Note: The Time Machine has been out for so long and is a proven classic, so I figure if you are reading this review you aren't interested in whether you should read it or not so much as my personal take on it, because if you want to know if you should read it or not, the answer is probably, "Sure. It's a classic." It might even be required for school or something.
Because of that, I have no real bones about spoiling things and will be talking about major plot points and conclusions and all that good stuff.
If you've been on the fence about reading it, the story is now public domain, and you can get free digital downloads of it from legitimate sources (for instance from Amazon here.). Or it's probably in your local library. The version I read was a discarded paperback from my library's used book shelf. It is a short book. It's a classic scifi and the "conceits" of it are worth exploring.
|The Time Machine|
So, that said ... here is my review.
For skill, imagination, etc, this would probably be a 4 or a 5 star book, but it gets a personal preference rating of 3.
First off, the beginning section of this is really dry. It takes a long time to get to the actual time traveling considering how short of story it is. I put it down several times to read other things ... I got through the first few chapters a few pages at a time over a course of months.
Probably some of the drive to read it was destroyed because I'd had the major plot points told to me by Gary Sinise (not personally. I wish Gary Sinise and I sat around and talked classic scifi, but sigh, that is not to be. There's a part where his character in a movie gives a break down of it. Ransom, I think. It's been a while, but I have a weird affinity for Gary Sinise even when he's playing the bad guy. I know. It's odd.).
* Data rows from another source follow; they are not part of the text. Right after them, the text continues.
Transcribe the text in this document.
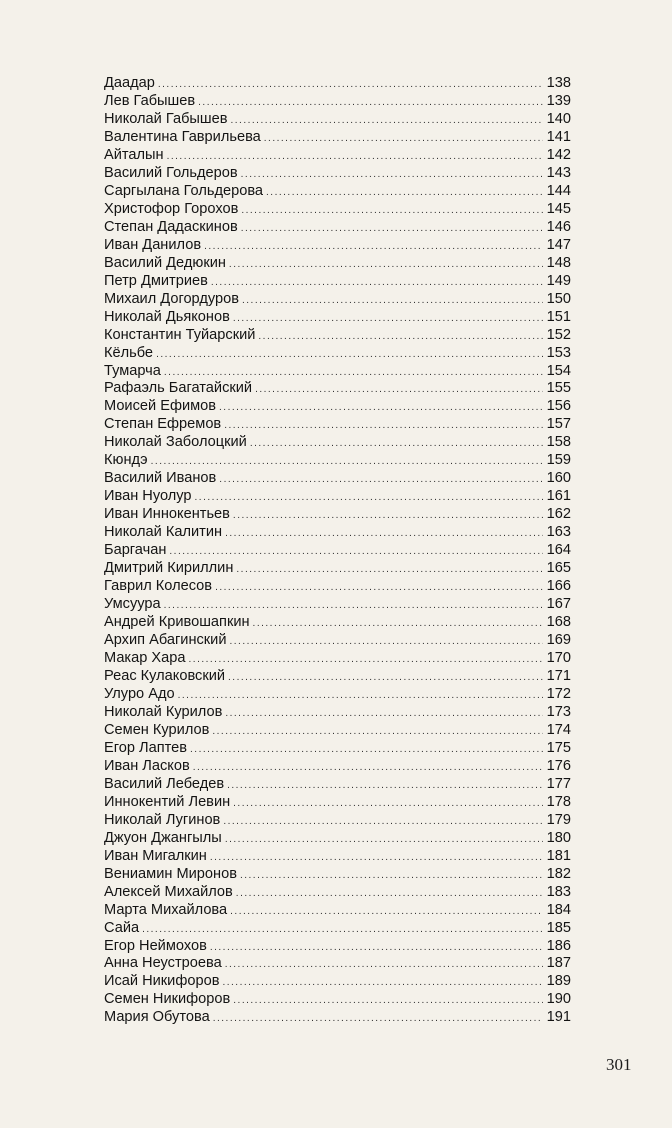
Даадар .....	138
Лев Габышев .....	139
Николай Габышев .....	140
Валентина Гаврильева .....	141
Айталын .....	142
Василий Гольдеров .....	143
Саргылана Гольдерова .....	144
Христофор Горохов .....	145
Степан Дадаскинов .....	146
Иван Данилов .....	147
Василий Дедюкин .....	148
Петр Дмитриев .....	149
Михаил Догордуров .....	150
Николай Дьяконов .....	151
Константин Туйарский .....	152
Кёльбе .....	153
Тумарча .....	154
Рафаэль Багатайский .....	155
Моисей Ефимов .....	156
Степан Ефремов .....	157
Николай Заболоцкий .....	158
Кюндэ .....	159
Василий Иванов .....	160
Иван Нуолур .....	161
Иван Иннокентьев .....	162
Николай Калитин .....	163
Баргачан .....	164
Дмитрий Кириллин .....	165
Гаврил Колесов .....	166
Умсуура .....	167
Андрей Кривошапкин .....	168
Архип Абагинский .....	169
Макар Хара .....	170
Реас Кулаковский .....	171
Улуро Адо .....	172
Николай Курилов .....	173
Семен Курилов .....	174
Егор Лаптев .....	175
Иван Ласков .....	176
Василий Лебедев .....	177
Иннокентий Левин .....	178
Николай Лугинов .....	179
Джуон Джангылы .....	180
Иван Мигалкин .....	181
Вениамин Миронов .....	182
Алексей Михайлов .....	183
Марта Михайлова .....	184
Сайа .....	185
Егор Неймохов .....	186
Анна Неустроева .....	187
Исай Никифоров .....	189
Семен Никифоров .....	190
Мария Обутова .....	191
301
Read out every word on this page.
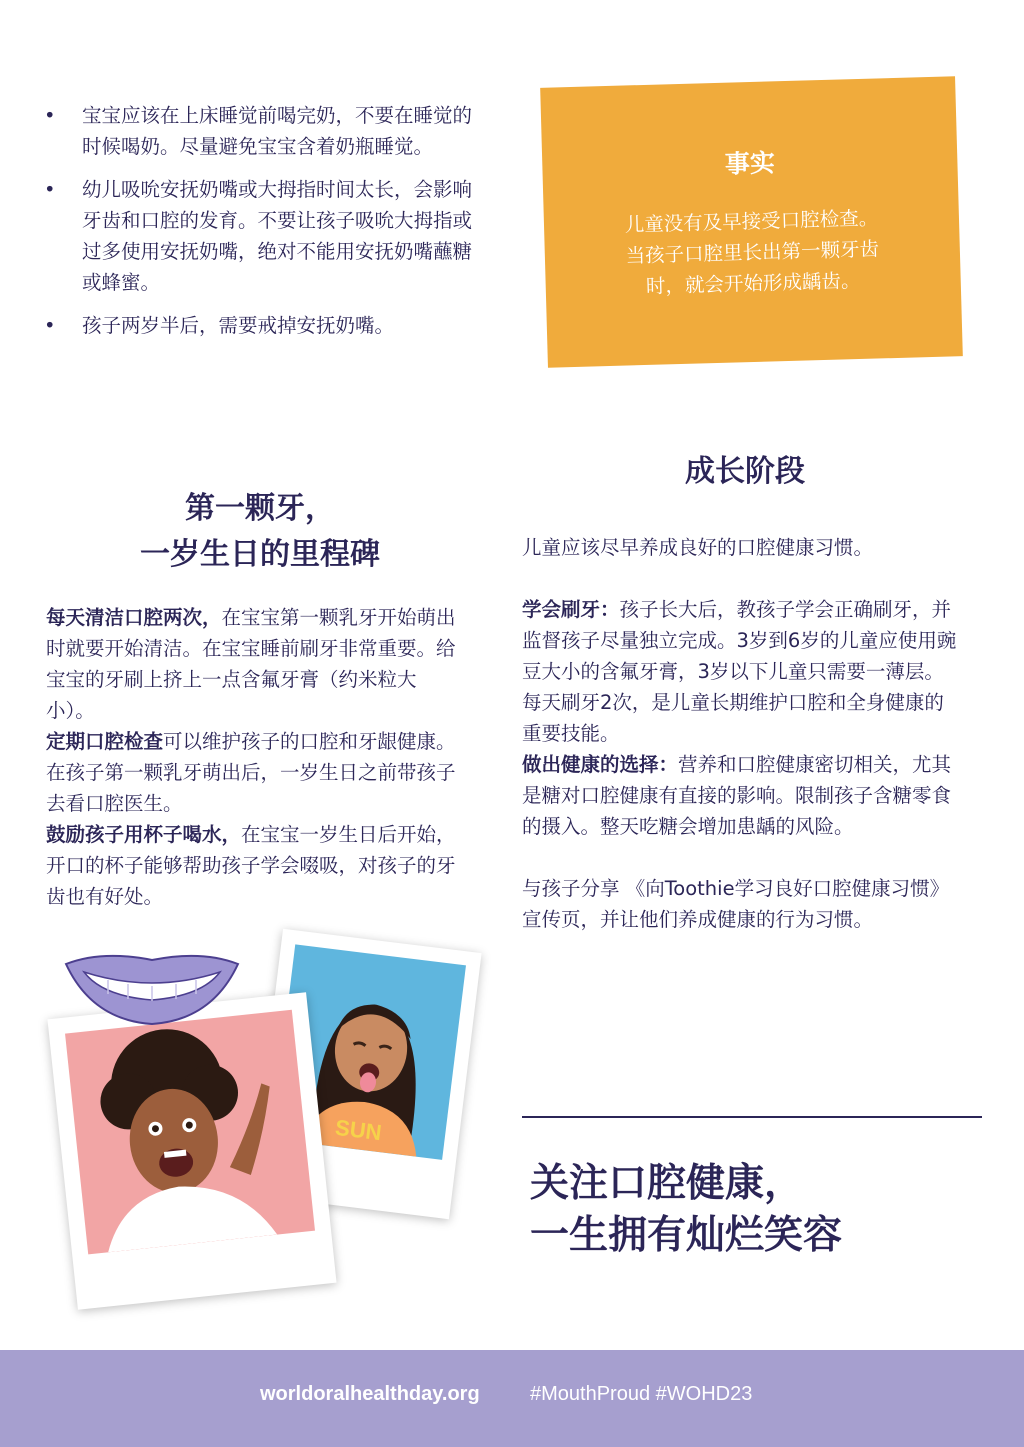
• 宝宝应该在上床睡觉前喝完奶，不要在睡觉的时候喝奶。尽量避免宝宝含着奶瓶睡觉。
• 幼儿吸吮安抚奶嘴或大拇指时间太长，会影响牙齿和口腔的发育。不要让孩子吸吮大拇指或过多使用安抚奶嘴，绝对不能用安抚奶嘴蘸糖或蜂蜜。
• 孩子两岁半后，需要戒掉安抚奶嘴。
事实
儿童没有及早接受口腔检查。
当孩子口腔里长出第一颗牙齿
时，就会开始形成龋齿。
第一颗牙，
一岁生日的里程碑
成长阶段
每天清洁口腔两次，在宝宝第一颗乳牙开始萌出时就要开始清洁。在宝宝睡前刷牙非常重要。给宝宝的牙刷上挤上一点含氟牙膏（约米粒大小）。
定期口腔检查可以维护孩子的口腔和牙龈健康。在孩子第一颗乳牙萌出后，一岁生日之前带孩子去看口腔医生。
鼓励孩子用杯子喝水，在宝宝一岁生日后开始，开口的杯子能够帮助孩子学会啜吸，对孩子的牙齿也有好处。

儿童应该尽早养成良好的口腔健康习惯。

学会刷牙：孩子长大后，教孩子学会正确刷牙，并监督孩子尽量独立完成。3岁到6岁的儿童应使用豌豆大小的含氟牙膏，3岁以下儿童只需要一薄层。每天刷牙2次，是儿童长期维护口腔和全身健康的重要技能。

做出健康的选择：营养和口腔健康密切相关，尤其是糖对口腔健康有直接的影响。限制孩子含糖零食的摄入。整天吃糖会增加患龋的风险。

与孩子分享 《向Toothie学习良好口腔健康习惯》宣传页，并让他们养成健康的行为习惯。

关注口腔健康，
一生拥有灿烂笑容
SUN
worldoralhealthday.org	#MouthProud #WOHD23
Honestly, I can't remember the last time someone wrote a character who was so unlikeable to me that I read the whole book looking forward to him getting himself into a fix which would force him to learn some humility.
That doesn't really happen ... yeah, there's some lip service to "oh how mistaken I was..." but the guy doesn't change much and the most satisfaction you get is that no one believes him, but he doesn't seem to care because really he only cares about himself and his intellectual pursuits. If you think yourself the superior specimen, the acknowledgement of others isn't needed.
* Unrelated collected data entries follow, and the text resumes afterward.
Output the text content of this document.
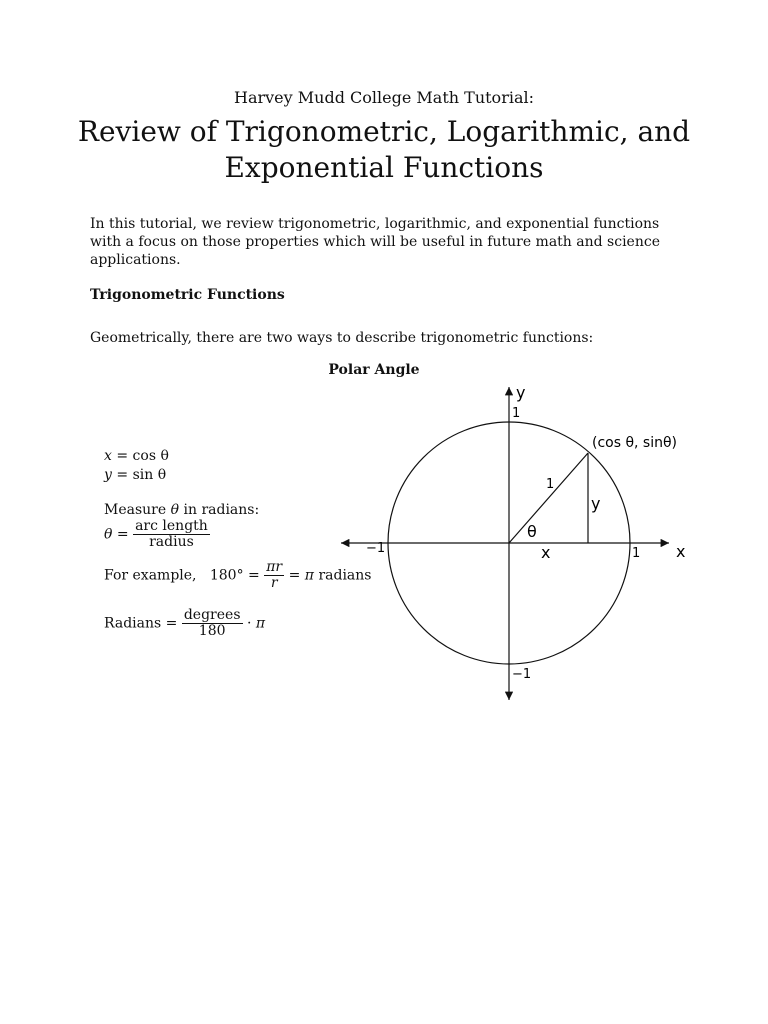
Harvey Mudd College Math Tutorial:
Review of Trigonometric, Logarithmic, and
Exponential Functions
In this tutorial, we review trigonometric, logarithmic, and exponential functions with a focus on those properties which will be useful in future math and science applications.
Trigonometric Functions
Geometrically, there are two ways to describe trigonometric functions:
Polar Angle
x = cos θ
y = sin θ
Measure θ in radians:
$\theta = \frac{\text{arc length}}{\text{radius}}$
For example, $180^\circ = \frac{\pi r}{r} = \pi$ radians
Radians = $\frac{\text{degrees}}{180} \cdot \pi$
y
1
−1
−1	1 x
(cos θ, sinθ)
1
y
x
θ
You can sum up this plot as "guy goes forward in time, make assumptions that get him in trouble, thinks of a "brilliant" plan to fix things, drags along a helpless being who trusts him fully, doesn't do much to protect her, gets her killed (presumably? He doesn't definitely see her corpse, but it's a conclusion he makes), escapes because he makes mistakes which actually work out for him, gets away, feels sad about it, but continues to travel in time with some wistful thoughts about the girl he got killed.
That said, there is amazing artistry and imagination that puts together a world that makes logical sense while still being fantastic.
Also, H. G. Wells really liked the word "incontinently."